Вторым пунктом в списке рекомендаций значился Игорь Покровский по прозвищу Пиночет, или просто Пиня для своих, известный как ближайший друг Цоя. О нем я, конечно, слышал и кое-что знал – благодаря прочитанной в свое время культовой книжке ""Кино" с самого начала", приобретенной отцом через год после смерти Цоя, но лично с Пиночетом знаком не был, и мне теперь предстояло с ним встретиться и познакомиться ("кровь из носу" – так было сказано в послании). Вопросов по поводу необходимости этой встречи у меня не возникло – и дураку ясно: раз Пиночет – ближайший друг Виктора, то однозначно мог пролить свет на трагедию и, соответственно, помочь мне нащупать пути спасения Цоя. Правда, координат его не указали, что меня особо не волновало. Уж кто-кто, а я его без труда найду. Забыл с вами поделиться: я уже больше года сотрудничал с рок-н-ролльным журналом – строчил для них статьи на правах фрилансера. Таких нештатников в журнале было пруд пруди – в основном, конечно, молодняк типа меня, но попадались и старички с именем. Так что я легко мог обо всем справиться в редакции. Не откладывая, позвонил туда. Трубку взял сам Долгов, их главный редактор. Я озвучил просьбу, и он тут же продиктовал номер телефона, только предупредил: "Как говорится, услуга за услугу: нужно написать репортаж с одного из ближайших мероприятий", имея в виду вояж знаменитого клавишника Кита Эмерсона, афиши сольного проекта которого с эффектно горящим концертным роялем пестрели в Питере на каждом углу, и предложил срочно ознакомиться с творческим наследием британской группы ELP. Что ж, я был не против.
Завладев мобильным телефоном Пиночета, позвонил ему, представился, как и принято в подобных случаях, журналистом, сказал, что хочу взять интервью для Fuzz. Тот не удивился – мои коллеги по перу время от времени пытали его насчет звездного дружка, как правило, в июне или в августе – перед известными памятными датами. Теперь, правда, стоял жаркий июль… Пиночет сказал, что ненадолго отбывает из города, и предложил встретиться сегодня или после возвращения. Я, не раздумывая, произнес: "Сегодня", и он с ходу пригласил меня к себе домой.
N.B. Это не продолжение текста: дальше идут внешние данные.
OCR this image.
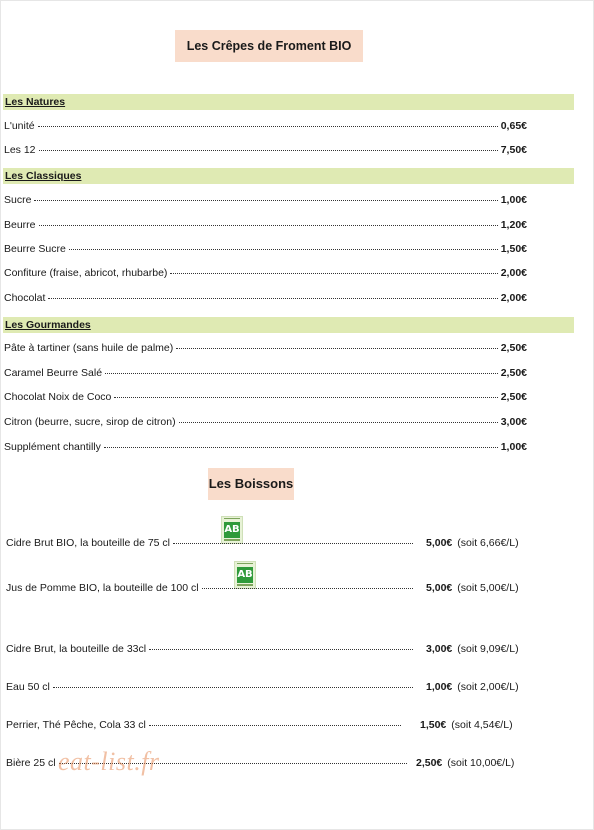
Les Crêpes de Froment BIO
Les Natures
L'unité	0,65€
Les 12	7,50€
Les Classiques
Sucre	1,00€
Beurre	1,20€
Beurre Sucre	1,50€
Confiture (fraise, abricot, rhubarbe)	2,00€
Chocolat	2,00€
Les Gourmandes
Pâte à tartiner (sans huile de palme)	2,50€
Caramel Beurre Salé	2,50€
Chocolat Noix de Coco	2,50€
Citron (beurre, sucre, sirop de citron)	3,00€
Supplément chantilly	1,00€
Les Boissons
AB
Cidre Brut BIO, la bouteille de 75 cl	5,00€ (soit 6,66€/L)
AB
Jus de Pomme BIO, la bouteille de 100 cl	5,00€ (soit 5,00€/L)
Cidre Brut, la bouteille de 33cl	3,00€ (soit 9,09€/L)
Eau 50 cl	1,00€ (soit 2,00€/L)
Perrier, Thé Pêche, Cola 33 cl	1,50€ (soit 4,54€/L)
Bière 25 cl	2,50€ (soit 10,00€/L)
eat-list.fr
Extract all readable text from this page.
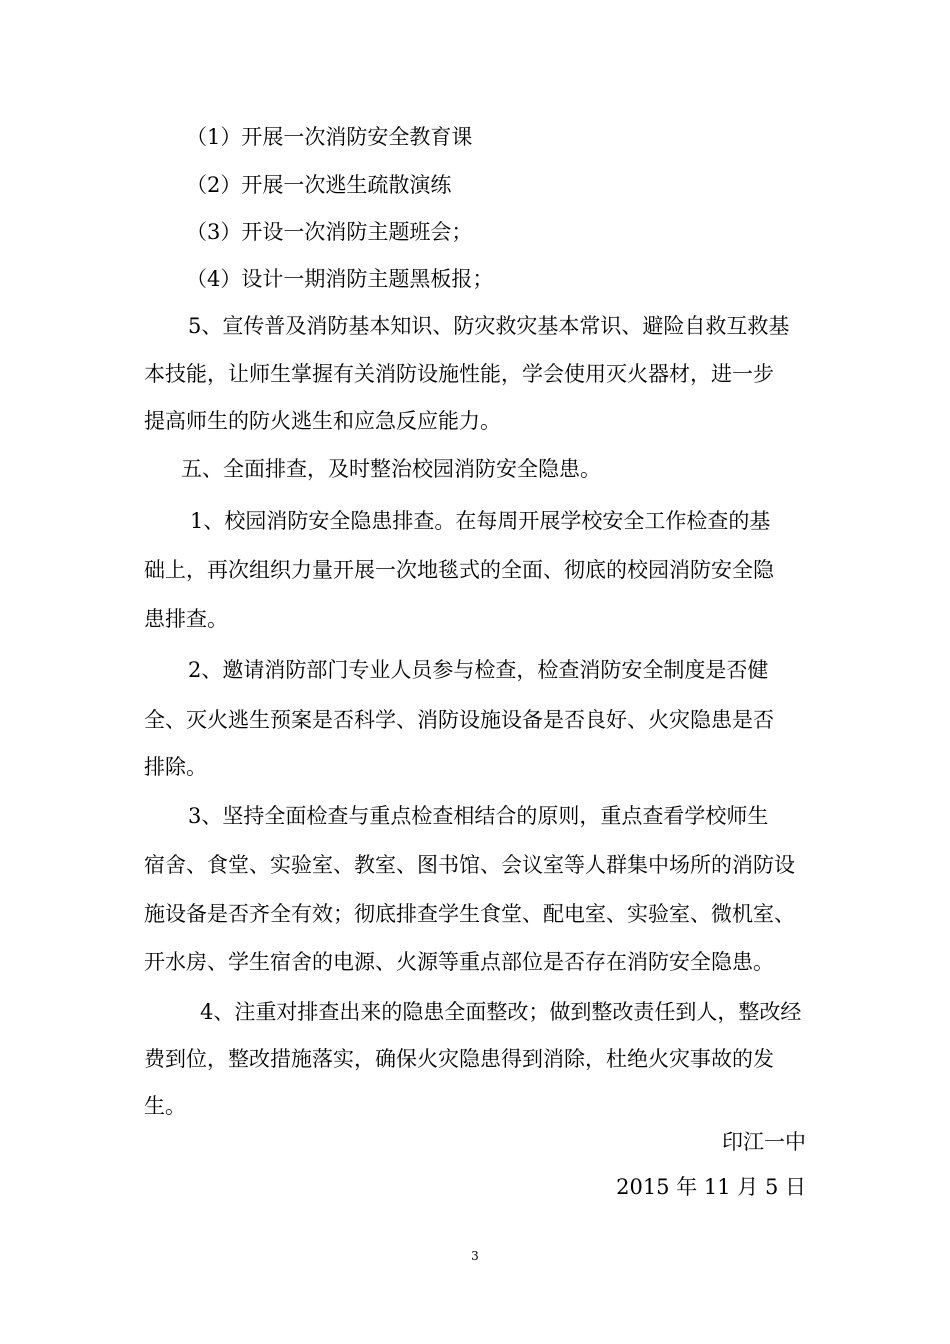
（1）开展一次消防安全教育课
（2）开展一次逃生疏散演练
（3）开设一次消防主题班会；
（4）设计一期消防主题黑板报；
5、宣传普及消防基本知识、防灾救灾基本常识、避险自救互救基
本技能，让师生掌握有关消防设施性能，学会使用灭火器材，进一步
提高师生的防火逃生和应急反应能力。
五、全面排查，及时整治校园消防安全隐患。
1、校园消防安全隐患排查。在每周开展学校安全工作检查的基
础上，再次组织力量开展一次地毯式的全面、彻底的校园消防安全隐
患排查。
2、邀请消防部门专业人员参与检查，检查消防安全制度是否健
全、灭火逃生预案是否科学、消防设施设备是否良好、火灾隐患是否
排除。
3、坚持全面检查与重点检查相结合的原则，重点查看学校师生
宿舍、食堂、实验室、教室、图书馆、会议室等人群集中场所的消防设
施设备是否齐全有效；彻底排查学生食堂、配电室、实验室、微机室、
开水房、学生宿舍的电源、火源等重点部位是否存在消防安全隐患。
4、注重对排查出来的隐患全面整改；做到整改责任到人，整改经
费到位，整改措施落实，确保火灾隐患得到消除，杜绝火灾事故的发
生。
印江一中
2015 年 11 月 5 日
3
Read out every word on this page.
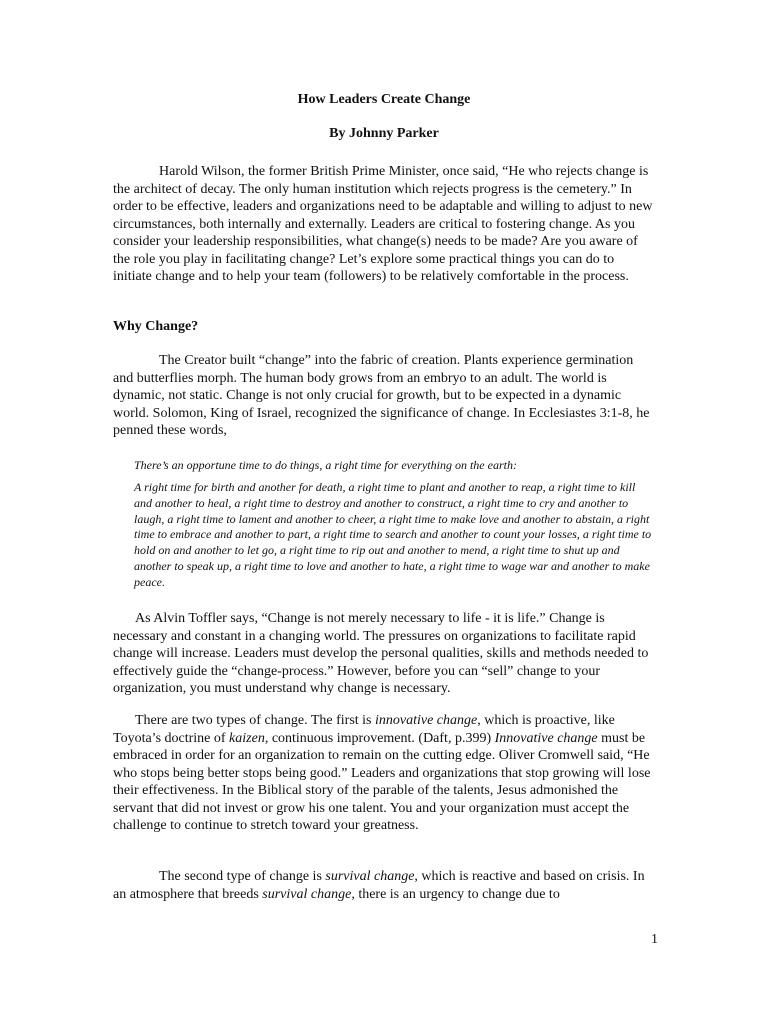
How Leaders Create Change
By Johnny Parker

Harold Wilson, the former British Prime Minister, once said, “He who rejects change is the architect of decay. The only human institution which rejects progress is the cemetery.” In order to be effective, leaders and organizations need to be adaptable and willing to adjust to new circumstances, both internally and externally. Leaders are critical to fostering change. As you consider your leadership responsibilities, what change(s) needs to be made? Are you aware of the role you play in facilitating change? Let’s explore some practical things you can do to initiate change and to help your team (followers) to be relatively comfortable in the process.

Why Change?

The Creator built “change” into the fabric of creation. Plants experience germination and butterflies morph. The human body grows from an embryo to an adult. The world is dynamic, not static. Change is not only crucial for growth, but to be expected in a dynamic world. Solomon, King of Israel, recognized the significance of change. In Ecclesiastes 3:1-8, he penned these words,

There’s an opportune time to do things, a right time for everything on the earth:

A right time for birth and another for death, a right time to plant and another to reap, a right time to kill and another to heal, a right time to destroy and another to construct, a right time to cry and another to laugh, a right time to lament and another to cheer, a right time to make love and another to abstain, a right time to embrace and another to part, a right time to search and another to count your losses, a right time to hold on and another to let go, a right time to rip out and another to mend, a right time to shut up and another to speak up, a right time to love and another to hate, a right time to wage war and another to make peace.

As Alvin Toffler says, “Change is not merely necessary to life - it is life.” Change is necessary and constant in a changing world. The pressures on organizations to facilitate rapid change will increase. Leaders must develop the personal qualities, skills and methods needed to effectively guide the “change-process.” However, before you can “sell” change to your organization, you must understand why change is necessary.

There are two types of change. The first is innovative change, which is proactive, like Toyota’s doctrine of kaizen, continuous improvement. (Daft, p.399) Innovative change must be embraced in order for an organization to remain on the cutting edge. Oliver Cromwell said, “He who stops being better stops being good.” Leaders and organizations that stop growing will lose their effectiveness. In the Biblical story of the parable of the talents, Jesus admonished the servant that did not invest or grow his one talent. You and your organization must accept the challenge to continue to stretch toward your greatness.

The second type of change is survival change, which is reactive and based on crisis. In an atmosphere that breeds survival change, there is an urgency to change due to

1
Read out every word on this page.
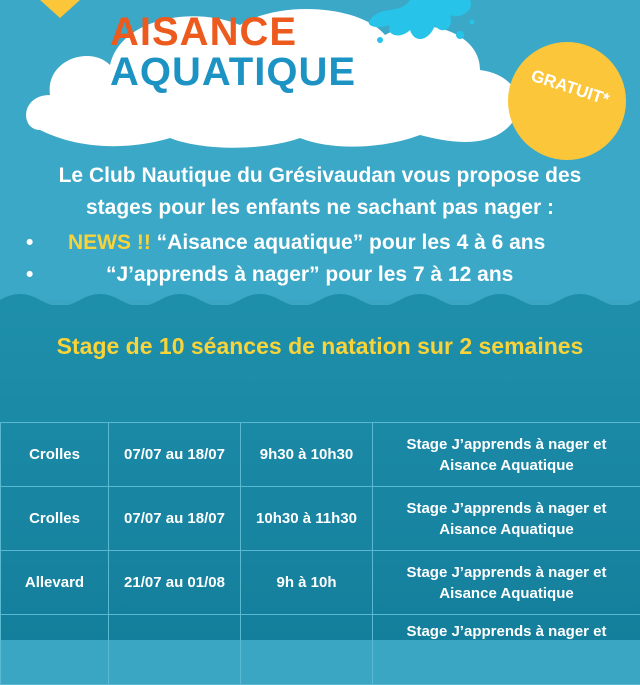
AISANCE
AQUATIQUE	GRATUIT*
Le Club Nautique du Grésivaudan vous propose des
stages pour les enfants ne sachant pas nager :
• NEWS !! “Aisance aquatique” pour les 4 à 6 ans
•	“J’apprends à nager” pour les 7 à 12 ans
Stage de 10 séances de natation sur 2 semaines
Crolles	07/07 au 18/07	9h30 à 10h30	Stage J’apprends à nager et Aisance Aquatique
Crolles	07/07 au 18/07	10h30 à 11h30	Stage J’apprends à nager et Aisance Aquatique
Allevard	21/07 au 01/08	9h à 10h	Stage J’apprends à nager et Aisance Aquatique
			Stage J’apprends à nager et
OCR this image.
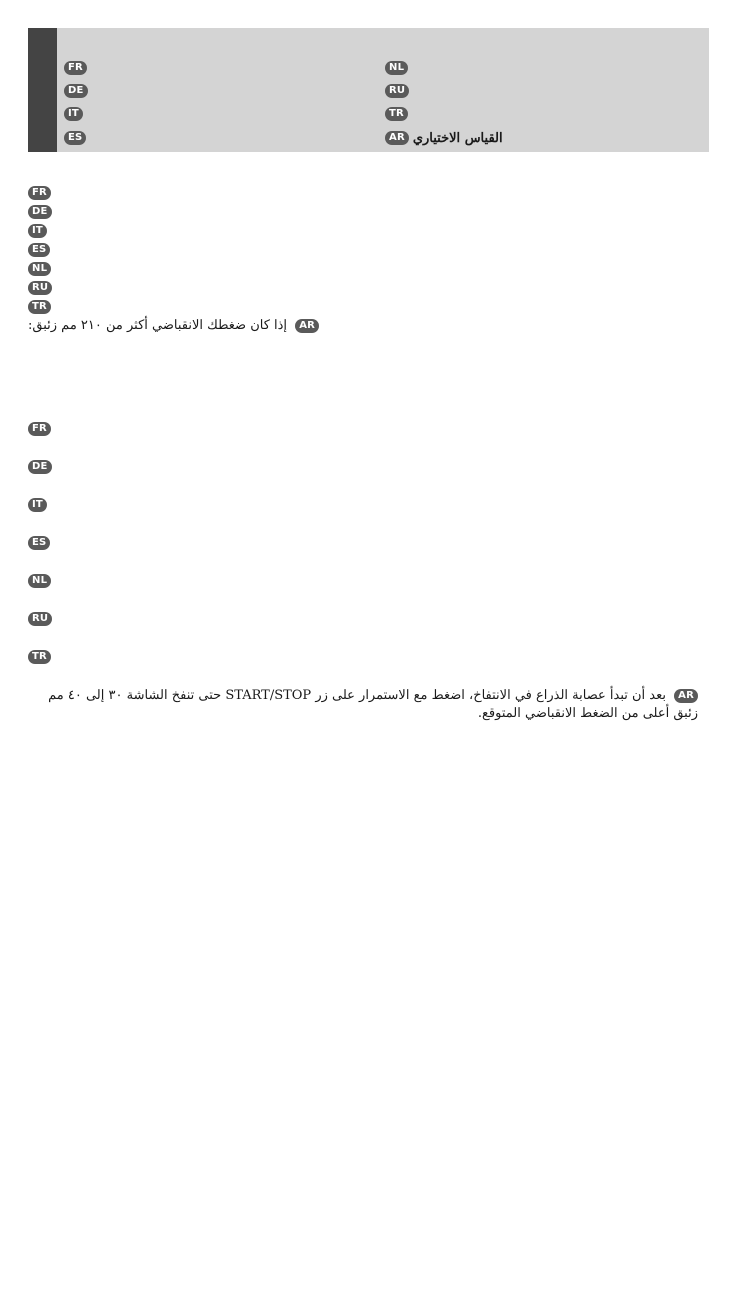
FR
DE
IT
ES
NL
RU
TR
القياس الاختياري
AR
FR
DE
IT
ES
NL
RU
TR
AR إذا كان ضغطك الانقباضي أكثر من ٢١٠ مم زئبق:
FR
DE
IT
ES
NL
RU
TR
AR بعد أن تبدأ عصابة الذراع في الانتفاخ، اضغط مع الاستمرار على زر START/STOP حتى تنفخ الشاشة ٣٠ إلى ٤٠ مم زئبق أعلى من الضغط الانقباضي المتوقع.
Терять время в моем положении резона не было, я торопился на встречу в надежде на то, что Пиночет воспоминаниями прольет свет или поможет нащупать дно в загадочной истории. Подробности того дня были крайне важны для меня: каждая незначительная деталь, всякая мелочь, любой нюанс могли стать неожиданным ключом для расшифровки посланий. Вот почему они так четко отпечатались в моей памяти, и потому я столь последовательно и скрупулезно могу привести их здесь почти в репортажном стиле, тем более что ощущал себя при встрече не студентом-горемыкой с хвостом по латыни, а настоящим журналистом. "О, святая простота… самонадеянной молодости!" – добавил бы я сейчас на ненавистном "мертвом языке".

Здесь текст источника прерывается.